Тогда ему было шестнадцать лет. Это мало и много, мало для того чтобы не затеряться в огромном городе. Много, чтобы пронести светлую волнующую любовь к родной земле через все свое творчество, живя в городе и полюбив его, он нежно оберегал память о деревне:
Я запел бы о городе песню, Да деревню обидеть боюсь.
В стихах Вячеслава Богданова не просто его биография, хронология лет. Это биография и философия души. Биография его сверстников. Потому они так доступны и близки нам. А, главное, в них вместилась частица биографии души России. А в свою очередь боль земли – это и боль поэта – «нет ничего больней на белом свете, чем наблюдать июльский листопад». Поэзия Вячеслава Богданова создана памятью детства в тамбовском селе, а мужество и зрелость даровал ей Урал. Скорее, не сам Урал, а его люди, с которыми он пятнадцать лет работал на металлургическом заводе, с которыми многие годы жил поэтическими горестями и радостями в литературном объединении «Металлург». Бесследно не прошло его близкое общение с земляками, известными советскими поэтами Борисом Ручьевым, Людмилой Татьяничевой, Валентином Сорокиным. Большое влияние на его творчество оказала поэзия Лермонтова, Некрасова, Блока, особенно, Есенина. Влияние для настоящего поэта – не подражание? У Вячеслава Богданова своя поэтическая тропа. И главная заслуга его в том, что он сумел органически породнить сельскую тему с городской. Нашел к этому свои, богдановские ключи:
Закалён я мартеновским зноем И степными ветрами продут.

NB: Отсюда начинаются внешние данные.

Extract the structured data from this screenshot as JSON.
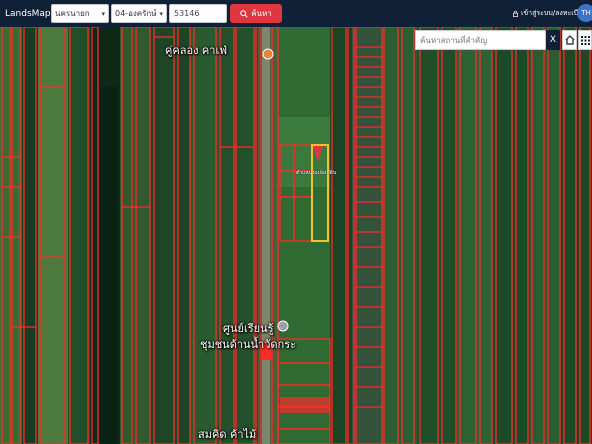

«Он не только рабочий, но и поэт, думающий о судьбах земли. Ему суждено представлять в своем лике и «людей городских и людей деревни» писал Василий Фёдоров в предисловии к поэтической книжке Вячеслава Богданова «Голубой костёр». Обретая поэтическую высоту, поэт с одинаковой проникновенностью пел и о деревне, и о городе:
Я вместо бога сяду в правый угол, Огонь в печи приняв за божество.
Заводская дорога длинна! Уместились в ней молодость, юность... Я делил с ней и радость, И трудность, Моя гордость и совесть она!
Читаешь эти строки и забываешь о понятии «тема». Оно ушло. Осталось единственное чувство поэзии. Творчество Богданова найдет своих исследователей. Я в этом не сомневаюсь. В том, что я пишу, нет претензий на творческий портрет. Сейчас мне это не под силу. Это, скорее, личные мысли, навеянные потерей близкого человека. Может быть, субъективные. Несомненно, одно, что свет его поэзии, до которого его возвысила родная земля, будет жить долго. Он неистово любил жизнь и безжалостно торопил ее. Часто говорил о том, что «поэт растёт до сорока. После сорока выше не поднимешься». Он имел в виду классические примеры. Я придерживаюсь другого мнения. Наше эстетическое, философское, а стало быть, и художественное развитие по многим причинам (имею в виду свое поколение) «затянулось». Можно привести несколько примеров из современности, когда в полный голос поэт начинает говорить к пятидесяти. Богданову не было сорока. Он еще многое мог бы сделать. Об этом дают право говорить его последние сборники и поэма «Рождение».
Смерть всегда не справедлива. Смерть поэта – особенно...
Тридцать лет всего живет агава, И цвести лишь раз имеет право. Только раз – Цвести высоким цветом, Увядая навсегда при этом. Как ее возвысила планета – Умереть от собственного цвета!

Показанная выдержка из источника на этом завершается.